His death was confirmed by his grandson, Brian Troester.

Known as the Sign Man of Shea, Mr. Ehrhardt brought his big bag of 20-by-26-inch placards to dozens of games each year, from 1964 through 1981. Like Hilda Chester, the cowbell clanger who roamed the aisles of Ebbets Field in the heyday of the Brooklyn Dodgers in the 1950s, Mr. Ehrhardt became a stadium fixture. Cameras zeroed in and fans hooted when he unfolded his signs.

On a summer day in 1979, when a slow grounder defied the grip of shortstop Frank Taveras, Mr. Ehrhardt quickly checked the color-coded tabs in his portfolio and unfurled, “Look Ma, No Hands.” Whenever outfielder José Cardenal struck out, the sign said, “Jose, Can You See?”

Finer moments were greeted with “Just Great!” or “Can You Believe It?”

On Oct. 16, 1969, when left fielder Cleon Jones caught the final out of the World Series, a choked-up Sign Man held up, “There Are No Words.”

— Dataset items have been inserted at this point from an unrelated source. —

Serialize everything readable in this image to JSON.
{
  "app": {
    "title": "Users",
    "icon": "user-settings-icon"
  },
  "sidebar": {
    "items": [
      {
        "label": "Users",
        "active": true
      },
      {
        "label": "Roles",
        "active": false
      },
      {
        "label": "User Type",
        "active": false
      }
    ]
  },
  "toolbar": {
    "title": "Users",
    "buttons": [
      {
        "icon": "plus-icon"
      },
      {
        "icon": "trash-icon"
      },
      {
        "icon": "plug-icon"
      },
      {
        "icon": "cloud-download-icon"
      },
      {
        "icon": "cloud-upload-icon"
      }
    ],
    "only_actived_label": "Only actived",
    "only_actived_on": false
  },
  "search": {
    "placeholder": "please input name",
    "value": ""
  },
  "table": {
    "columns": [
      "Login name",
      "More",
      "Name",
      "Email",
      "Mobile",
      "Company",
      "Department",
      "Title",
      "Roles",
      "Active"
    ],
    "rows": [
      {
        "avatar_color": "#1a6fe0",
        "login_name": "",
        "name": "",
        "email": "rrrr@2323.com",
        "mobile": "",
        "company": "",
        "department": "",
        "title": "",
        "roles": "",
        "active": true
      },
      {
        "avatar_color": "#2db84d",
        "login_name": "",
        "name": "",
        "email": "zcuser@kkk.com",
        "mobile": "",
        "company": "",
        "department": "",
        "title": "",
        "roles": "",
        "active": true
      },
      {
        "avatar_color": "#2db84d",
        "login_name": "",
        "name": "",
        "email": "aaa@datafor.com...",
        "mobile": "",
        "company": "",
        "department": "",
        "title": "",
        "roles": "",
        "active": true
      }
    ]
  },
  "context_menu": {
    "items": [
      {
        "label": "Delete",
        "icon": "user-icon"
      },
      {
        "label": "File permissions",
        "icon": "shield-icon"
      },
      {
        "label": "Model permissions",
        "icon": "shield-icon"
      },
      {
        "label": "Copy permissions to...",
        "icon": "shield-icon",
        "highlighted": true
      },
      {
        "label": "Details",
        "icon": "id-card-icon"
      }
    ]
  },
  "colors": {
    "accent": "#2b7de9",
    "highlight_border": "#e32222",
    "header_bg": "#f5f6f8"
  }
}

Bob Mandt, the former Mets ticket manager and vice president for stadium operations, said Thursday that Mr. Ehrhardt “was able to reach into his bag and pull out something appropriate without missing a beat.”

“He was part of the happening that Shea became,” Mr. Mandt said.

In an interview with The New York Times in 2006, Mr. Ehrhardt said, “I just called them the way I saw them.” In fact, he was well prepared to call them when he saw them. Choosing from the approximately 1,200 signs he had at home, Mr. Ehrhardt would, he said, “crystal ball what might happen that day,” by reading newspapers to learn who was hot and who was not.

Karl Kurt Ehrhardt was born in Unterweissbach, Germany, on Nov. 26, 1924, the son of Willie and Elsie Voigt Ehrhardt. When he was 6, the family left for the United States and his parents opened a beauty parlor in Queens.

Mr. Ehrhardt served in the Army during World War II, as a translator in a prisoner-of-war camp holding German soldiers. After the war, he graduated from Pratt Institute with a degree in design art. He later designed advertisements for American Home Foods.

In 1949, Mr. Ehrhardt married the former Lucille Schneyer; she died in 1997. He is survived by a daughter, Bonnie Troester of Old Orchard Beach, Me.; a son, Richard, of Queens; and two grandchildren.

In 2002, the Mets invited Mr. Ehrhardt to help celebrate the franchise’s 40th anniversary. At a game against the Los Angeles Dodgers — he had once loved the Brooklyn Bums — he held high, “The Sign Man Lives.”